Sunday, October 13, 2013

Ya Don't Say!

I am rounding the corner into a new phase of middle aged fatherhood. One where both of my children are past being babies and are on their way to normal little children. It is a relief in one sense, as they are getting are articulate and able to express their needs and desires without crying and pointing. " I want some juice", or "Can I have an XBox?" Unfortunately, they are also able to express their feelings of outrage at having a older and therefore defective father. I get asked questions like: "Daddy, why are you fat?" or "My friend Tommy says his grandmother knew you in high school, Is that true?" and my favorite; "Daddy, when I grow up can I be better than you?"

One problem (and by extension, their problem) that I am experiencing  is selective and non selective hearing loss. The older I get the more I tune out. In my defense, there is a lot of noise to filter. Kids are always humming, screaming, or incessantly begging. The TV is always on. Washer and dryer always running. The wife constantly crying out to God to forgive for whatever she did so she can be set free from this hell.

I have developed a hearing filter that allows only certain kinds of sounds in. Calls to dinner. Items breaking or about to get broken get priority processing. inappropriate dialogue on broadcast media. Any of these will trigger a physical response which sets my body in motion to stop the potentially damaging behavior.
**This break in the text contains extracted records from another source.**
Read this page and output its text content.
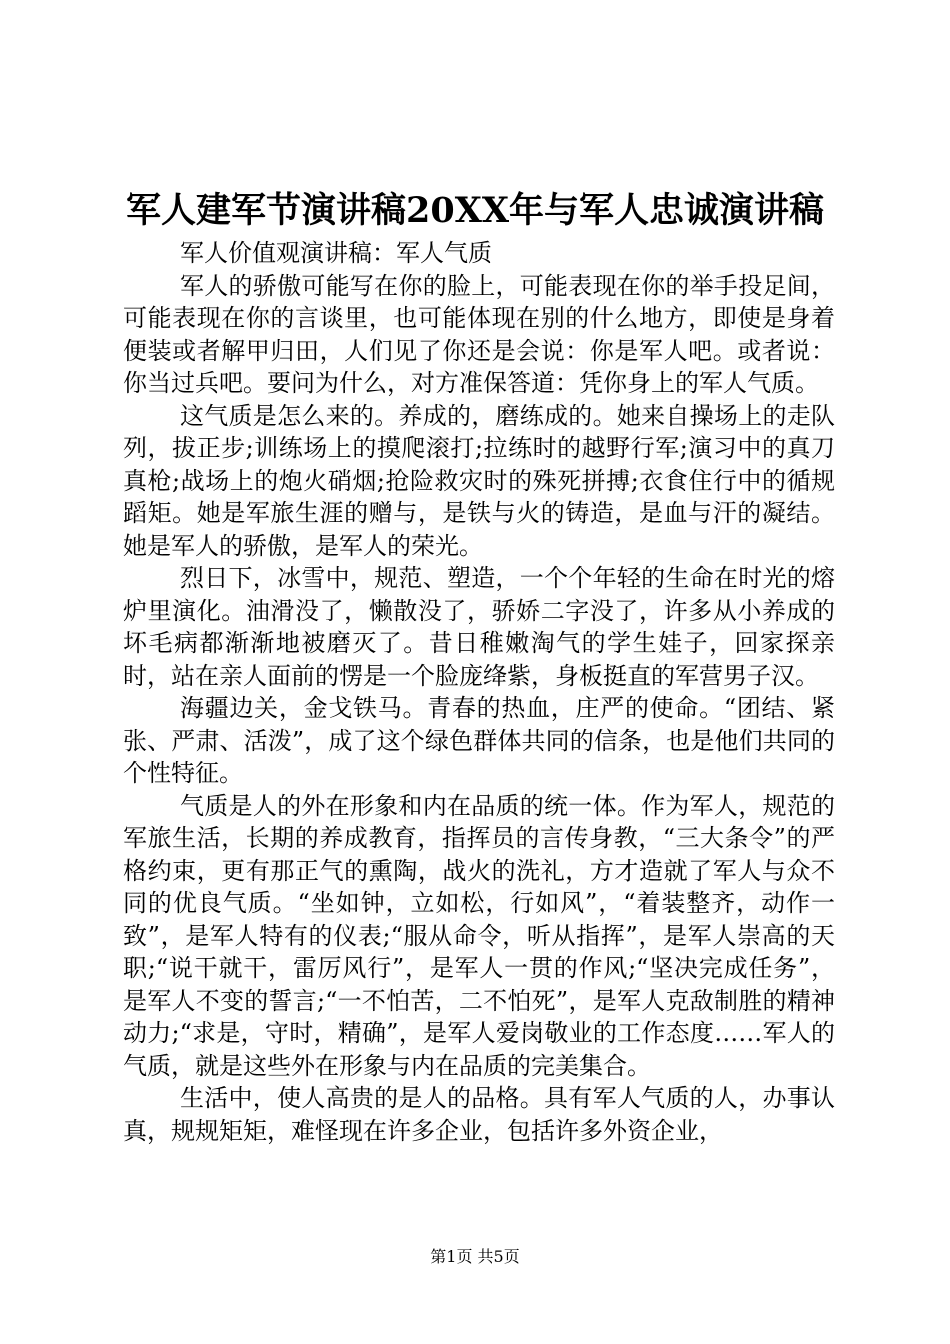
军人建军节演讲稿20XX年与军人忠诚演讲稿

军人价值观演讲稿：军人气质

军人的骄傲可能写在你的脸上，可能表现在你的举手投足间，可能表现在你的言谈里，也可能体现在别的什么地方，即使是身着便装或者解甲归田，人们见了你还是会说：你是军人吧。或者说：你当过兵吧。要问为什么，对方准保答道：凭你身上的军人气质。

这气质是怎么来的。养成的，磨练成的。她来自操场上的走队列，拔正步;训练场上的摸爬滚打;拉练时的越野行军;演习中的真刀真枪;战场上的炮火硝烟;抢险救灾时的殊死拼搏;衣食住行中的循规蹈矩。她是军旅生涯的赠与，是铁与火的铸造，是血与汗的凝结。她是军人的骄傲，是军人的荣光。

烈日下，冰雪中，规范、塑造，一个个年轻的生命在时光的熔炉里演化。油滑没了，懒散没了，骄娇二字没了，许多从小养成的坏毛病都渐渐地被磨灭了。昔日稚嫩淘气的学生娃子，回家探亲时，站在亲人面前的愣是一个脸庞绛紫，身板挺直的军营男子汉。

海疆边关，金戈铁马。青春的热血，庄严的使命。“团结、紧张、严肃、活泼”，成了这个绿色群体共同的信条，也是他们共同的个性特征。

气质是人的外在形象和内在品质的统一体。作为军人，规范的军旅生活，长期的养成教育，指挥员的言传身教，“三大条令”的严格约束，更有那正气的熏陶，战火的洗礼，方才造就了军人与众不同的优良气质。“坐如钟，立如松，行如风”，“着装整齐，动作一致”，是军人特有的仪表;“服从命令，听从指挥”，是军人崇高的天职;“说干就干，雷厉风行”，是军人一贯的作风;“坚决完成任务”，是军人不变的誓言;“一不怕苦，二不怕死”，是军人克敌制胜的精神动力;“求是，守时，精确”，是军人爱岗敬业的工作态度……军人的气质，就是这些外在形象与内在品质的完美集合。

生活中，使人高贵的是人的品格。具有军人气质的人，办事认真，规规矩矩，难怪现在许多企业，包括许多外资企业，

第1页 共5页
Case in point, I was making breakfast this morning and heard something from PBS that triggered the filter. I leaped into action and changed the channel because the narrator said they were going to have a dinosaur *mating* game. My feeling is that if I cannot watch mating rituals on late night cable TV, then my kids cannot see it during the day. There were of course dueling squeals of displeasure, and my wife came to the rescue and switched it back, because they were only having a dinosaur NAMING game. My bad.
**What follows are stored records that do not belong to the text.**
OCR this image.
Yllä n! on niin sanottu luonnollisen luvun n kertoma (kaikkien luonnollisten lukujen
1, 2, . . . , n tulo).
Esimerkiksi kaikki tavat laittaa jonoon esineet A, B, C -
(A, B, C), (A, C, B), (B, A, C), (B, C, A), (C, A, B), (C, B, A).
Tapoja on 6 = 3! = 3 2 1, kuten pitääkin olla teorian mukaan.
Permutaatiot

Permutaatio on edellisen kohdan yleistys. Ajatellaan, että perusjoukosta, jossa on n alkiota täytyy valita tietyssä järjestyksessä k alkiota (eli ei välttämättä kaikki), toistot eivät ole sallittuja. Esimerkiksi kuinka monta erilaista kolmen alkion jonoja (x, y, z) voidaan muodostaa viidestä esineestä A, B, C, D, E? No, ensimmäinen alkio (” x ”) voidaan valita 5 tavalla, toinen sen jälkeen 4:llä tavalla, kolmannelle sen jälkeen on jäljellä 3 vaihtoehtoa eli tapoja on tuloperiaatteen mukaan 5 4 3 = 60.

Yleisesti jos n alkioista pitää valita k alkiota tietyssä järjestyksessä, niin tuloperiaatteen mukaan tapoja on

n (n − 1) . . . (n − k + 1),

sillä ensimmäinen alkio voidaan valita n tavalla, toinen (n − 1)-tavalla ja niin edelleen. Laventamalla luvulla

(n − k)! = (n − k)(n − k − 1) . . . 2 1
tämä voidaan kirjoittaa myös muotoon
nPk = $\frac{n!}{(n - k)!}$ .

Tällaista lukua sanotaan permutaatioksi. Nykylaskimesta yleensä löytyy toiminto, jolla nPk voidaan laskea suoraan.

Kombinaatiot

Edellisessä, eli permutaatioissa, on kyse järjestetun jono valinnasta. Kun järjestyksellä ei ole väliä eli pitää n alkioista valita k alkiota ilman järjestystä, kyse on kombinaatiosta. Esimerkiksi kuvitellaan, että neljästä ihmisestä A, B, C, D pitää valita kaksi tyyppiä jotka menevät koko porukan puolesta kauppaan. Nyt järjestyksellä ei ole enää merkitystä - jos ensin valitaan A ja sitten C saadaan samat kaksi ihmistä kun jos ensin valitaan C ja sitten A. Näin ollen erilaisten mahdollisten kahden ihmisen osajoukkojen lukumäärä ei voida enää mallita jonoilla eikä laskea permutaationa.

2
I may be at a bit of a disadvantage because our household is frequented by lots of non native English speaking peoples as well as those who do speak English as their first language, they just learned it in a different part of the world. I routinely have to mentally transliterate three year old,  British, Chinese, Indonesian, Vietnamese, and various Latin accents. I have gotten good at it and sometimes am called on to translate one accent to another for the benefit of our diverse gatherings.That being said, sometimes the filter does not work as well as it should, sort of like the word recognition program needs tweaking.  

Sometimes I can blame the misunderstandings on toddler speak, for example:
"He has a bag eye."                             (He is a bad guy.)
"Daddy, Cam eye have a gun?"           (Daddy, can I have some gum?)
"My wand duh no men."                      (I want some ramen.)
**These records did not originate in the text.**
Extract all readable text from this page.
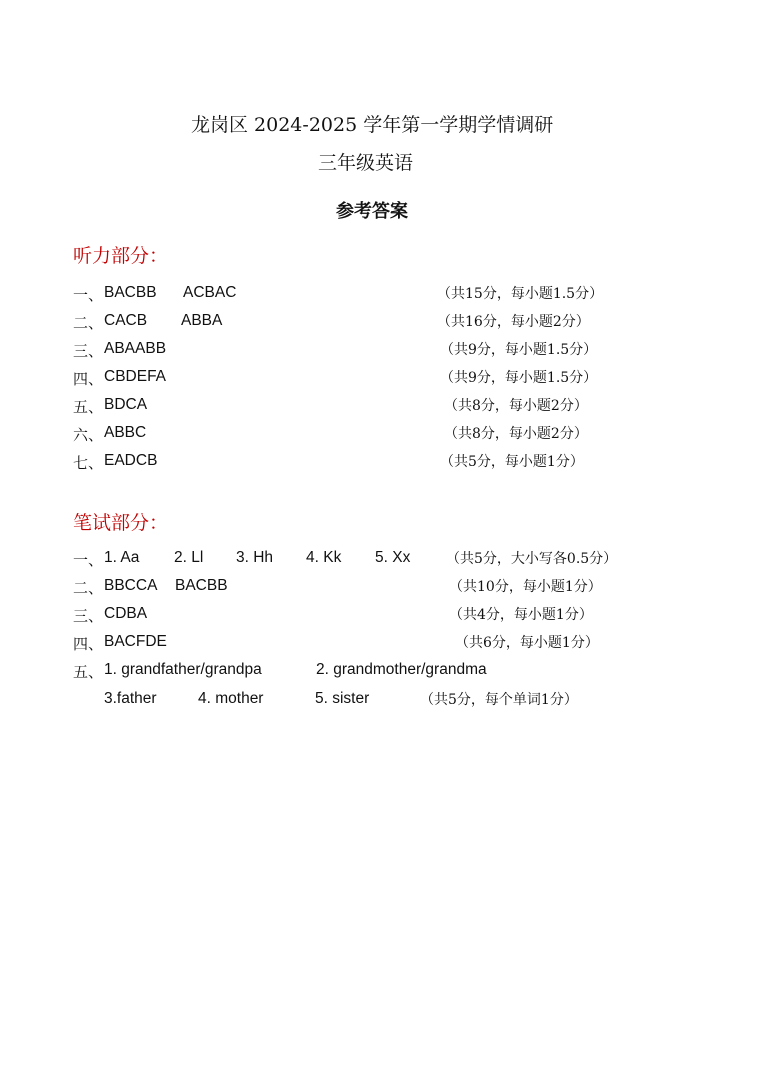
龙岗区 2024-2025 学年第一学期学情调研
三年级英语
参考答案
听力部分：
一、 BACBB ACBAC	（共15分，每小题1.5分）
二、 CACB ABBA	（共16分，每小题2分）
三、 ABAABB	（共9分，每小题1.5分）
四、 CBDEFA	（共9分，每小题1.5分）
五、 BDCA	（共8分，每小题2分）
六、 ABBC	（共8分，每小题2分）
七、 EADCB	（共5分，每小题1分）
笔试部分：
一、 1. Aa 2. Ll 3. Hh 4. Kk 5. Xx	（共5分，大小写各0.5分）
二、 BBCCA BACBB	（共10分，每小题1分）
三、 CDBA	（共4分，每小题1分）
四、 BACFDE	（共6分，每小题1分）
五、 1. grandfather/grandpa	2. grandmother/grandma
3.father	4. mother	5. sister	（共5分，每个单词1分）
 Other times what I think I hear is plainly inexplicable:
"The green plate is alert."                    (We are going to be late to church!)
 "This puddle pizza wuzzle fit!"          (This puzzle piece does not fit.)

My hands down favorite however was:
"I sh** on France!"                              (I ripped my pants)

My wife says I need to have my hearing checked, but all I hear is; "Unique calves earring stacks." I think she wants me to get something from the dairy store, but I just do not know what.